江沉点点头。
院子后的所谓神社其实就是三间并排小祠堂,只是门口石路、屋顶砖瓦都明显更干净了些,应是有人日常勤加清扫。每间小祠堂的门都关着,门口如家家户户一样点着祥和的灯笼,灯笼映着窄窄的三块牌匾。
从左到右,依次是饮梦、蝮蛇、血嗅。
“说好的四大神刀呢。”彭彭斜眼瞟着辅田老头,“这儿就三间祠堂啊,你这po——朴实的木刀好像没有房子住。”
不会是在装大佬骗我们吧。
脸上写满了不信任。
老头无非笑笑:“刀都是有主人的,只有暂无主人的刀才会单独供起来。这三把暂时没有主人,所以只能在祠堂里。”
“这样啊。
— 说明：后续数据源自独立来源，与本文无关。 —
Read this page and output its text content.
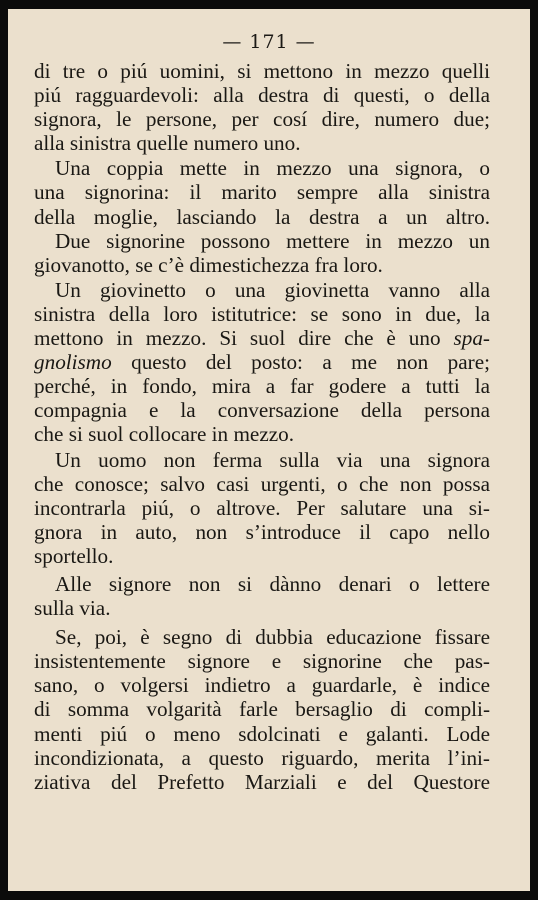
— 171 —
di tre o piú uomini, si mettono in mezzo quelli
piú ragguardevoli: alla destra di questi, o della
signora, le persone, per cosí dire, numero due;
alla sinistra quelle numero uno.
Una coppia mette in mezzo una signora, o
una signorina: il marito sempre alla sinistra
della moglie, lasciando la destra a un altro.
Due signorine possono mettere in mezzo un
giovanotto, se c’è dimestichezza fra loro.
Un giovinetto o una giovinetta vanno alla
sinistra della loro istitutrice: se sono in due, la
mettono in mezzo. Si suol dire che è uno spa-
gnolismo questo del posto: a me non pare;
perché, in fondo, mira a far godere a tutti la
compagnia e la conversazione della persona
che si suol collocare in mezzo.
Un uomo non ferma sulla via una signora
che conosce; salvo casi urgenti, o che non possa
incontrarla piú, o altrove. Per salutare una si-
gnora in auto, non s’introduce il capo nello
sportello.
Alle signore non si dànno denari o lettere
sulla via.
Se, poi, è segno di dubbia educazione fissare
insistentemente signore e signorine che pas-
sano, o volgersi indietro a guardarle, è indice
di somma volgarità farle bersaglio di compli-
menti piú o meno sdolcinati e galanti. Lode
incondizionata, a questo riguardo, merita l’ini-
ziativa del Prefetto Marziali e del Questore
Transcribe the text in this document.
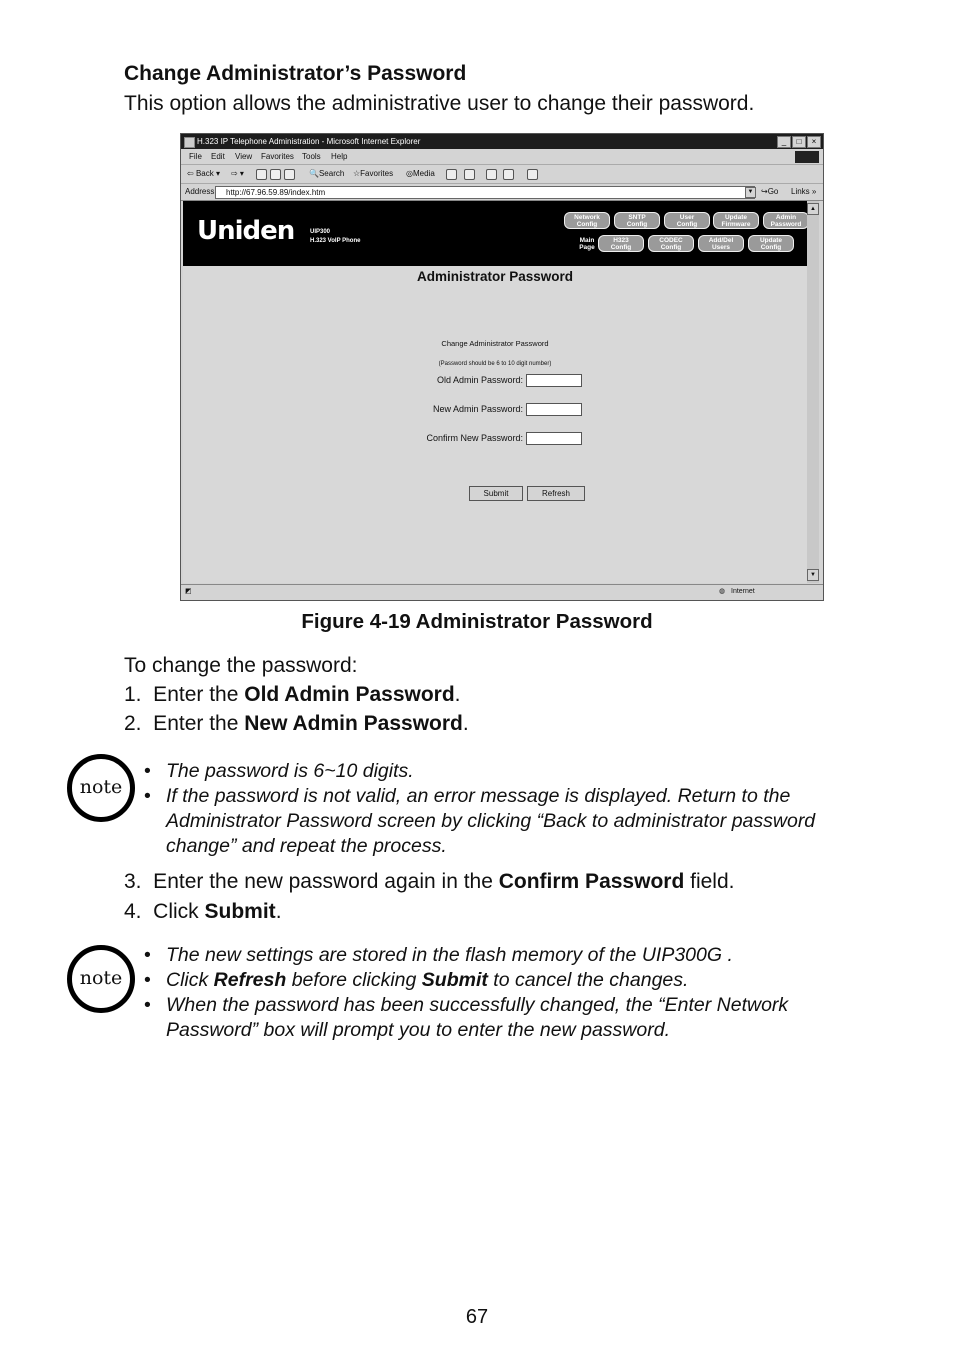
Change Administrator’s Password
This option allows the administrative user to change their password.
H.323 IP Telephone Administration - Microsoft Internet Explorer	_	□	×
File Edit View Favorites Tools Help
⇦ Back ▾ ⇨ ▾	🔍Search ☆Favorites ◎Media
Address http://67.96.59.89/index.htm	▼ ↪Go Links »
Uniden	UIP300
H.323 VoIP Phone
Network
Config
SNTP
Config
User
Config
Update
Firmware
Admin
Password
Main
Page
H323
Config
CODEC
Config
Add/Del
Users
Update
Config
Administrator Password
Change Administrator Password
(Password should be 6 to 10 digit number)
Old Admin Password:
New Admin Password:
Confirm New Password:
Submit	Refresh
▲
▼
◩	◍ Internet
Figure 4-19 Administrator Password
To change the password:
1.  Enter the Old Admin Password.
2.  Enter the New Admin Password.
note
• The password is 6~10 digits.
• If the password is not valid, an error message is displayed. Return to the Administrator Password screen by clicking “Back to administrator password change” and repeat the process.
3.  Enter the new password again in the Confirm Password field.
4.  Click Submit.
note
• The new settings are stored in the flash memory of the UIP300G .
• Click Refresh before clicking Submit to cancel the changes.
• When the password has been successfully changed, the “Enter Network Password” box will prompt you to enter the new password.
67
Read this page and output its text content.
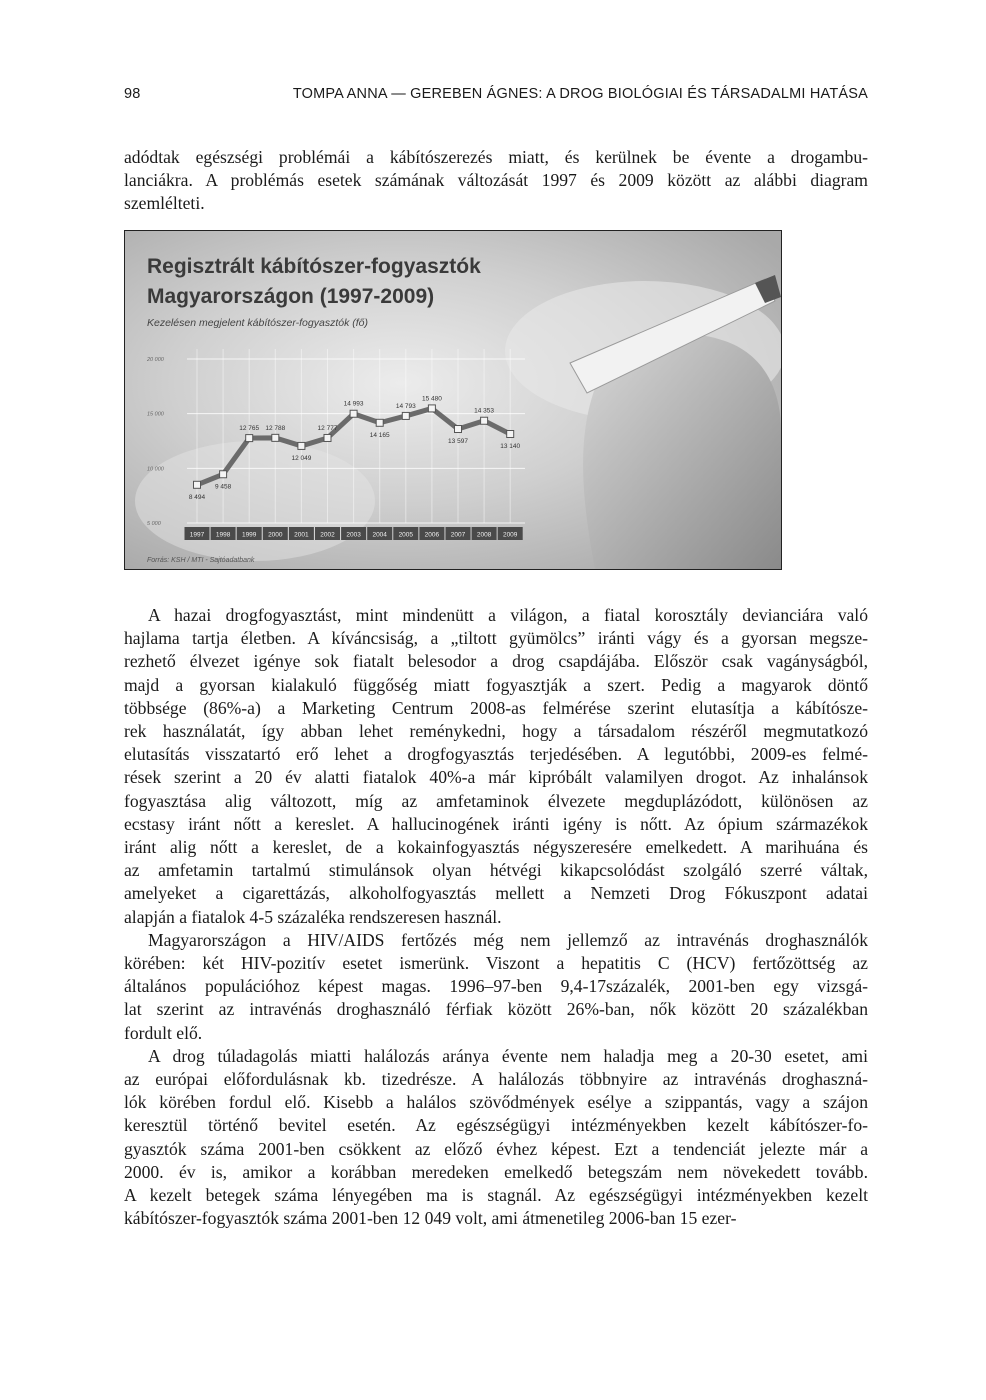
98	TOMPA ANNA — GEREBEN ÁGNES: A DROG BIOLÓGIAI ÉS TÁRSADALMI HATÁSA
adódtak egészségi problémái a kábítószerezés miatt, és kerülnek be évente a drogambu-
lanciákra. A problémás esetek számának változását 1997 és 2009 között az alábbi diagram
szemlélteti.
20 000
15 000
10 000
5 000
8 494
9 458
12 765 12 788
12 049
12 777
14 993
14 165
14 793
15 480
13 597
14 353
13 140
1997 1998 1999 2000 2001 2002 2003 2004 2005 2006 2007 2008 2009
Regisztrált kábítószer-fogyasztók
Magyarországon (1997-2009)
Kezelésen megjelent kábítószer-fogyasztók (fő)
Forrás: KSH / MTI - Sajtóadatbank
A hazai drogfogyasztást, mint mindenütt a világon, a fiatal korosztály devianciára való
hajlama tartja életben. A kíváncsiság, a „tiltott gyümölcs” iránti vágy és a gyorsan megsze-
rezhető élvezet igénye sok fiatalt belesodor a drog csapdájába. Először csak vagányságból,
majd a gyorsan kialakuló függőség miatt fogyasztják a szert. Pedig a magyarok döntő
többsége (86%-a) a Marketing Centrum 2008-as felmérése szerint elutasítja a kábítósze-
rek használatát, így abban lehet reménykedni, hogy a társadalom részéről megmutatkozó
elutasítás visszatartó erő lehet a drogfogyasztás terjedésében. A legutóbbi, 2009-es felmé-
rések szerint a 20 év alatti fiatalok 40%-a már kipróbált valamilyen drogot. Az inhalánsok
fogyasztása alig változott, míg az amfetaminok élvezete megduplázódott, különösen az
ecstasy iránt nőtt a kereslet. A hallucinogének iránti igény is nőtt. Az ópium származékok
iránt alig nőtt a kereslet, de a kokainfogyasztás négyszeresére emelkedett. A marihuána és
az amfetamin tartalmú stimulánsok olyan hétvégi kikapcsolódást szolgáló szerré váltak,
amelyeket a cigarettázás, alkoholfogyasztás mellett a Nemzeti Drog Fókuszpont adatai
alapján a fiatalok 4-5 százaléka rendszeresen használ.
Magyarországon a HIV/AIDS fertőzés még nem jellemző az intravénás droghasználók
körében: két HIV-pozitív esetet ismerünk. Viszont a hepatitis C (HCV) fertőzöttség az
általános populációhoz képest magas. 1996–97-ben 9,4-17százalék, 2001-ben egy vizsgá-
lat szerint az intravénás droghasználó férfiak között 26%-ban, nők között 20 százalékban
fordult elő.
A drog túladagolás miatti halálozás aránya évente nem haladja meg a 20-30 esetet, ami
az európai előfordulásnak kb. tizedrésze. A halálozás többnyire az intravénás droghaszná-
lók körében fordul elő. Kisebb a halálos szövődmények esélye a szippantás, vagy a szájon
keresztül történő bevitel esetén. Az egészségügyi intézményekben kezelt kábítószer-fo-
gyasztók száma 2001-ben csökkent az előző évhez képest. Ezt a tendenciát jelezte már a
2000. év is, amikor a korábban meredeken emelkedő betegszám nem növekedett tovább.
A kezelt betegek száma lényegében ma is stagnál. Az egészségügyi intézményekben kezelt
kábítószer-fogyasztók száma 2001-ben 12 049 volt, ami átmenetileg 2006-ban 15 ezer-
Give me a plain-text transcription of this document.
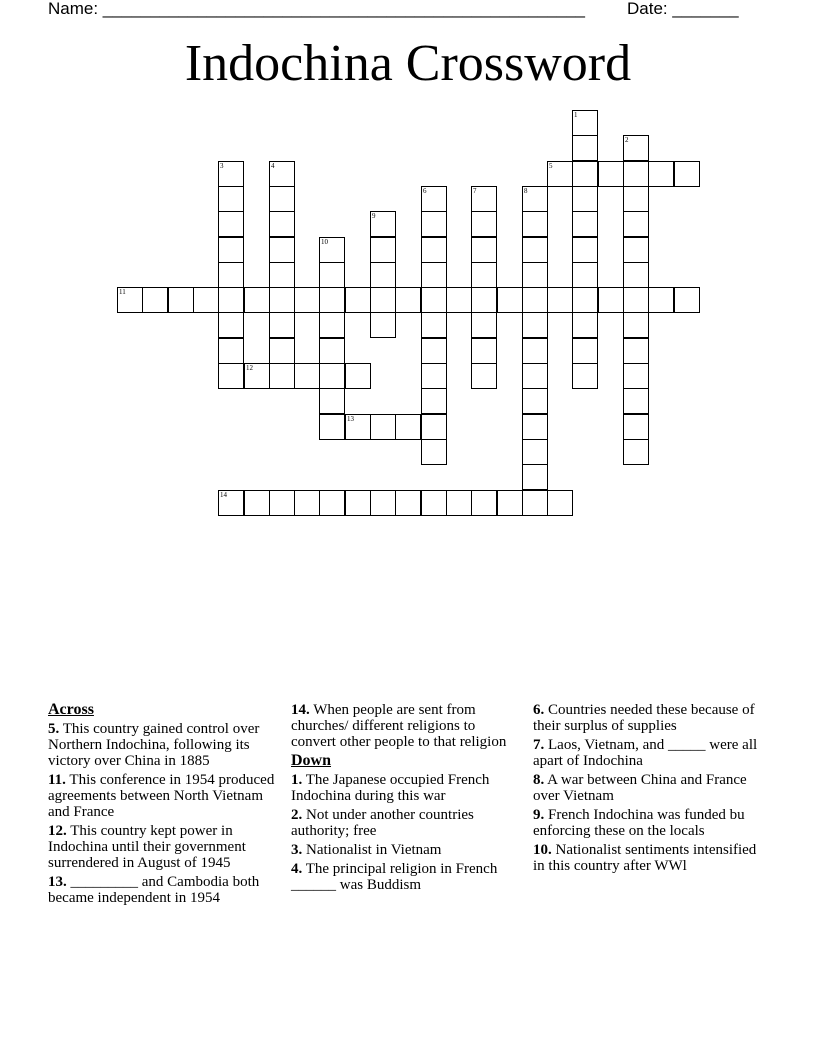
Name: ___________________________________________________ Date: _______
Indochina Crossword
1
2
3	4	5
6	7	8
9
10
11
12
13
14
Across
5. This country gained control over Northern Indochina, following its victory over China in 1885
11. This conference in 1954 produced agreements between North Vietnam and France
12. This country kept power in Indochina until their government surrendered in August of 1945
13. _________ and Cambodia both became independent in 1954
14. When people are sent from churches/ different religions to convert other people to that religion
Down
1. The Japanese occupied French Indochina during this war
2. Not under another countries authority; free
3. Nationalist in Vietnam
4. The principal religion in French ______ was Buddism
6. Countries needed these because of their surplus of supplies
7. Laos, Vietnam, and _____ were all apart of Indochina
8. A war between China and France over Vietnam
9. French Indochina was funded bu enforcing these on the locals
10. Nationalist sentiments intensified in this country after WWl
”彭彭恍然大悟,“难怪。”
老头说,“天太晚了,我作为本镇居民在外游荡其实不太安全,就带各位简单看一眼吧,具体调查还请明天再展开。”
王斌点头,“有劳了。”
老头便从最左边开始推门。
第一扇门推开,祠堂正中间的墙上就挂着“饮梦”神刀。千梧一眼看过去愣了愣,那是一把更加修长的刀,近刀尖处微微打着弯,像美人娇俏的臀线。月白的刀鞘华丽秀气,月色下它静静地挂在墙上,如同一位端庄冷静的美人。
“这刀颜值可以啊。”钟离冶忍不住感慨。
江沉看了一会,低声道:“确实不错。”
这四个字已经是指挥官很喜欢的意思了,千梧笑着看他,又多瞅了饮梦两眼。
他一直相信兵器是有灵魂的,在这一刻,他甚至相信兵器有性别。饮梦无疑是个清冷又婀娜的侠女。
“能拔刀出来看看吗?”有人忍不住问。
老头在人堆里看了半天也没看见说话的是谁,只好对着空气回道:“可以,但你们明天来拔吧,大晚上还是不要太冒险。”
他说着小心翼翼关上门,又转身到隔壁那间,推开了门。
“蝮蛇。”
刀如其名。刀鞘是黄铜打造的,比饮梦和老头腰上的都短了一小截,但却十分敦实,一眼便可知其分量。黄铜上还有波光闪闪的鳞片,远远看去果然像极了蛇纹。
“这是个男生。”千梧忍不住低声和江沉咬耳朵。
江沉止不住地勾起嘴角。
老头简单介绍了几句这把刀有多么重,就又转身向旁边最右边的祠堂走去。
彭彭问,“对了,你这把第四神刀叫什么哦?”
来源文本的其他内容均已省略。